Koblitz: Ist umweltbewusstes Denken eine Voraussetzung, um bei den Wiener Linien zu arbeiten?
Reich: Kommunikativ ist das natürlich wichtig. Aber auch beispielsweise die StraßenbahnfahrerInnen können stolz darauf sein, dass sie durch den Transport der Fahrgäste einen fantastischen Beitrag leisten. Grundsätzlich sollte man sich natürlich schon mit seinem Unternehmen identifizieren können. Vor allem im Recruiting merken wir, dass die Sinnhaftigkeit der Tätigkeit für die MitarbeiterInnen sehr wichtig ist.
Koblitz: Wie schwierig ist es in einem so großen Unternehmen, Akzeptanz für die Kommunikationsarbeit zu schaffen?

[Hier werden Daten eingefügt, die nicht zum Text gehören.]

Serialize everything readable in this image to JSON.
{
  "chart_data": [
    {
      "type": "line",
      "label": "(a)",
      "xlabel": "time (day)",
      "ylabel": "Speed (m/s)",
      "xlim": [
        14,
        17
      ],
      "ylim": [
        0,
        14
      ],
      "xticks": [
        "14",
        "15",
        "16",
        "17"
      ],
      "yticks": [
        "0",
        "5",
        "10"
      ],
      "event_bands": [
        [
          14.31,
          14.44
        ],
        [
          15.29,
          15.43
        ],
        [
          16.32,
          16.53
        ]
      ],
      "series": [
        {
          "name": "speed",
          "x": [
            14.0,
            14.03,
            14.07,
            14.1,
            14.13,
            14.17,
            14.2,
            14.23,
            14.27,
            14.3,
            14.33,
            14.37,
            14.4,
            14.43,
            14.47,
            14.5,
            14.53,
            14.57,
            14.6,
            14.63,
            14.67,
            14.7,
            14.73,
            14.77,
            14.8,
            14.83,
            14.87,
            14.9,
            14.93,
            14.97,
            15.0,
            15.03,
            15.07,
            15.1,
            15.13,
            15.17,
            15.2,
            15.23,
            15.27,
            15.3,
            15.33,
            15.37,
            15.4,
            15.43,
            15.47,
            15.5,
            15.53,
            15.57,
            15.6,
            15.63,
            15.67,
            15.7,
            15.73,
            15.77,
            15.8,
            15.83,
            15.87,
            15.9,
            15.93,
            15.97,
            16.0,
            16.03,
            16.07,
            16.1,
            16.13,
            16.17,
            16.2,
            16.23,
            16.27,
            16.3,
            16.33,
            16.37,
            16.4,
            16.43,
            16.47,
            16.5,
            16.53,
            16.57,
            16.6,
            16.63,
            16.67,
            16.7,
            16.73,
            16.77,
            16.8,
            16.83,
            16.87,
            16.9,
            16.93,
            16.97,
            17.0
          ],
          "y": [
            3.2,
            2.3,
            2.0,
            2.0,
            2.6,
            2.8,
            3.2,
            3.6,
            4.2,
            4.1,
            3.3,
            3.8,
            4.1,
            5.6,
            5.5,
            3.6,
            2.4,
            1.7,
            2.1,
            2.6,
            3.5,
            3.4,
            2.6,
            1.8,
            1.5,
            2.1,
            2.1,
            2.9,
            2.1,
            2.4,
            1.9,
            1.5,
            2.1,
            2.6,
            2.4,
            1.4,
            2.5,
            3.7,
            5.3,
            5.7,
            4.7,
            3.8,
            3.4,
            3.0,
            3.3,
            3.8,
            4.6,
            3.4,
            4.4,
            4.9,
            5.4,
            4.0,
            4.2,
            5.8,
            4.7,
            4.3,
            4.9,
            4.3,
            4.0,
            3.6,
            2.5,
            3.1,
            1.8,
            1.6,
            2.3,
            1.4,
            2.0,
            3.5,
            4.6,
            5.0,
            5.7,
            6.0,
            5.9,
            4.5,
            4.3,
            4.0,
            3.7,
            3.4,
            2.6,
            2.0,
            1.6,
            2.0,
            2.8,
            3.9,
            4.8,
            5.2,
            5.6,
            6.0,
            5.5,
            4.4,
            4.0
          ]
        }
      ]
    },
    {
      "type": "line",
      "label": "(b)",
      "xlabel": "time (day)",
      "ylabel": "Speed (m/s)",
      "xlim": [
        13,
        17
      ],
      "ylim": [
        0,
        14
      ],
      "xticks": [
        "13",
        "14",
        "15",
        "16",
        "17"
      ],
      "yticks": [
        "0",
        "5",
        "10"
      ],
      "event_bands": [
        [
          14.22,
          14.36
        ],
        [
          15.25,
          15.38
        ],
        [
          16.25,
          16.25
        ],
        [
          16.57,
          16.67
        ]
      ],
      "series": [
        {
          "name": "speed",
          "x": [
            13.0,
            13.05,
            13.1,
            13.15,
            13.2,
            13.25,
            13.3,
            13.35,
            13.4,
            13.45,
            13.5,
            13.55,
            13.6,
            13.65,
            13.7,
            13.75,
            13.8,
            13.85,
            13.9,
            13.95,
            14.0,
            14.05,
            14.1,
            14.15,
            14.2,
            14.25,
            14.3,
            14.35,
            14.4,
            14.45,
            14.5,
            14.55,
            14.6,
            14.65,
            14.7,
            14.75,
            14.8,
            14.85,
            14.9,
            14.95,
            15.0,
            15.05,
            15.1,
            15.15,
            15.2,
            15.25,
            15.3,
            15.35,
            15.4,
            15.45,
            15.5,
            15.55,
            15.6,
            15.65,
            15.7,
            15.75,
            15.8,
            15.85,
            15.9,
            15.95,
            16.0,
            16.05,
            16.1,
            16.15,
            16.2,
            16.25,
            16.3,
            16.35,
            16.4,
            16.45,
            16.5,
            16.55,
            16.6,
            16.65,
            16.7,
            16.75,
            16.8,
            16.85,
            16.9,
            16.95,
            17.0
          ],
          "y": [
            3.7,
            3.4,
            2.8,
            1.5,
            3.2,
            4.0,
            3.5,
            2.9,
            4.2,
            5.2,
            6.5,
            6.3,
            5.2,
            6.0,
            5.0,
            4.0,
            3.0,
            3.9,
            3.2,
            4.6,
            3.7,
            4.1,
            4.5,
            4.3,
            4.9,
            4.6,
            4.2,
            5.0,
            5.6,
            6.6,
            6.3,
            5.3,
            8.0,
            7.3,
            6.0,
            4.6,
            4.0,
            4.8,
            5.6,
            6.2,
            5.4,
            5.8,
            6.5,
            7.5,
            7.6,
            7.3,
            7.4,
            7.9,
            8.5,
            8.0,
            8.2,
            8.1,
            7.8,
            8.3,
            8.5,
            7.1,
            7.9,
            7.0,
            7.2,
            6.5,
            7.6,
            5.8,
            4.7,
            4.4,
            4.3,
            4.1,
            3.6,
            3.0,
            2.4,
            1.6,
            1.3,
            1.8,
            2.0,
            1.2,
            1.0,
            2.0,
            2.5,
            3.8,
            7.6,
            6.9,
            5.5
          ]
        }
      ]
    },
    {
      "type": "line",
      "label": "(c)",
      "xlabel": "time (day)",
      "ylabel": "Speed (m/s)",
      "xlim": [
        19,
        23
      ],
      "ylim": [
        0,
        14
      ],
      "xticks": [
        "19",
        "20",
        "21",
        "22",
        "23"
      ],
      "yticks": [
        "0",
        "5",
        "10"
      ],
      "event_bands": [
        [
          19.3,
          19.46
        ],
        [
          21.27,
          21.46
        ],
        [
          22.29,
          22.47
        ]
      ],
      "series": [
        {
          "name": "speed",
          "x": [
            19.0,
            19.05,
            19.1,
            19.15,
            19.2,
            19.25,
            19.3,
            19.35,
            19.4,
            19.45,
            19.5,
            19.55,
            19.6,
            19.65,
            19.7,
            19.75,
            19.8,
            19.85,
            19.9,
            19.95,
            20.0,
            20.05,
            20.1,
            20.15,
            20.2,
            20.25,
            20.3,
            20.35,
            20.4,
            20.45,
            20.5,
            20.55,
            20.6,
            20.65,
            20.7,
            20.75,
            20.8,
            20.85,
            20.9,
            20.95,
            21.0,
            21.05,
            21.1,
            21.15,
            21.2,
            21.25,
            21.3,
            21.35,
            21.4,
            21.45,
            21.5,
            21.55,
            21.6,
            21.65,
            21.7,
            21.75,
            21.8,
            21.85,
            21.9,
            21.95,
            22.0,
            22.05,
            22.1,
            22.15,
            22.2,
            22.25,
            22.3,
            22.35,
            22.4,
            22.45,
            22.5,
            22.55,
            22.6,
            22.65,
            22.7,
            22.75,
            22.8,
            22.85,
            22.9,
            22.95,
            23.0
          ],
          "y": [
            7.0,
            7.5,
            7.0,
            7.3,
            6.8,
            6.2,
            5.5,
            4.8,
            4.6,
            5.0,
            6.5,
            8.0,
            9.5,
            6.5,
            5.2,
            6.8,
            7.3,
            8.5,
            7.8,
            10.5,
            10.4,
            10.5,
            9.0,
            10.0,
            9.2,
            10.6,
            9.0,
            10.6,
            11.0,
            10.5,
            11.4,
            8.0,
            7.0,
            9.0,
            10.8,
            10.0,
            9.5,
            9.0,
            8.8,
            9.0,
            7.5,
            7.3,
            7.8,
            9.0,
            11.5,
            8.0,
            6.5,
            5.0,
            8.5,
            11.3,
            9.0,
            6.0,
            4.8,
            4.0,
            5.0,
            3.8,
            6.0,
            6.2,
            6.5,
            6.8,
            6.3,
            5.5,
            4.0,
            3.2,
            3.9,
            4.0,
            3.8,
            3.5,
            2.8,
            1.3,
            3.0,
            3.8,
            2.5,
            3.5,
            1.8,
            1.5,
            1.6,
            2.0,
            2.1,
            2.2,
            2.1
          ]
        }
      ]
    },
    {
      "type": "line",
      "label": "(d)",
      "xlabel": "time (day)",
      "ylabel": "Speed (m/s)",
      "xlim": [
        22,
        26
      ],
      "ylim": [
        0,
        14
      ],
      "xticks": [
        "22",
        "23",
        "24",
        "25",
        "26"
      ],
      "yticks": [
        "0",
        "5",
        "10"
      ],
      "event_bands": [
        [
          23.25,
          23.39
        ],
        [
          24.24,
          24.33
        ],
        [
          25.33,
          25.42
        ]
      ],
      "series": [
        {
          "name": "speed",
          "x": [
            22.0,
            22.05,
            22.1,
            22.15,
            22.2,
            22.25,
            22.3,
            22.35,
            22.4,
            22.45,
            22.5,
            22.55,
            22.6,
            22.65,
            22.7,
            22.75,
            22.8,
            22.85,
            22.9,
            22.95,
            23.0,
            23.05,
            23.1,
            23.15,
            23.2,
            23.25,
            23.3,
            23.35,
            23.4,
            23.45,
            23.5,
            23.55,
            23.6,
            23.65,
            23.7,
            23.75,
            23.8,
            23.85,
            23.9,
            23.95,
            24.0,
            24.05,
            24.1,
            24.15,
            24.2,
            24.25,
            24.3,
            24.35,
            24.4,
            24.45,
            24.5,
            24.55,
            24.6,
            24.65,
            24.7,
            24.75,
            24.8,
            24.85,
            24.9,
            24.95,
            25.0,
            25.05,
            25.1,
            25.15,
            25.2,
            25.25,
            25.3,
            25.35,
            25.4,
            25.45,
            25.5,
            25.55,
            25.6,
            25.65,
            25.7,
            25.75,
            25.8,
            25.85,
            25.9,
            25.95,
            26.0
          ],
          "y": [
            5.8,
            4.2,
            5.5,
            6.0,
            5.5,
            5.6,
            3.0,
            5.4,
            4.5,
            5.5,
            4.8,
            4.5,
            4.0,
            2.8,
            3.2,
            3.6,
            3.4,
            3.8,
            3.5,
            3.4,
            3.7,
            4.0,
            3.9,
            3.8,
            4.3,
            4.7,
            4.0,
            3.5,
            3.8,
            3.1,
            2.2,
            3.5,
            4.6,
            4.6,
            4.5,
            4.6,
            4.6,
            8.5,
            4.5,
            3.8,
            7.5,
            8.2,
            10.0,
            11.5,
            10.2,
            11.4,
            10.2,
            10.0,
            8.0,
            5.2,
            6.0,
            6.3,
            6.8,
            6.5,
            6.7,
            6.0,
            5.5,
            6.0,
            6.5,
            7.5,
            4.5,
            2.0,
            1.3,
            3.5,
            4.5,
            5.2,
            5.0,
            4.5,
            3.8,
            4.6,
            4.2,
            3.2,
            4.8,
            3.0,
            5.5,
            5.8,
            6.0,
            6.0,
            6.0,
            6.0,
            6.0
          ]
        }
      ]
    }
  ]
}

Reich: Wir haben eine Geschäftsführung, die unsere Arbeit schätzt und uns viel Spielraum lässt. Bei KollegInnen, die unsere Arbeit nicht ganz verstehen versuchen wir Aufklärungsarbeit zu leisten: Neue MitarbeiterInnen lernen in Schulungen das Unternehmen kennen. Dort stellt sich auch die Unternehmenskommunikation vor und erklärt, wie wir arbeiten, was unsere Ziele sind und welchen wichtigen Beitrag wir zum Unternehmensziel leisten. Zusätzlich haben wir viele Kanäle, wie Intranet und Infoscreens, über die wir MitarbeiterInnen, die ja in ganz Wien verteilt sind, erreichen.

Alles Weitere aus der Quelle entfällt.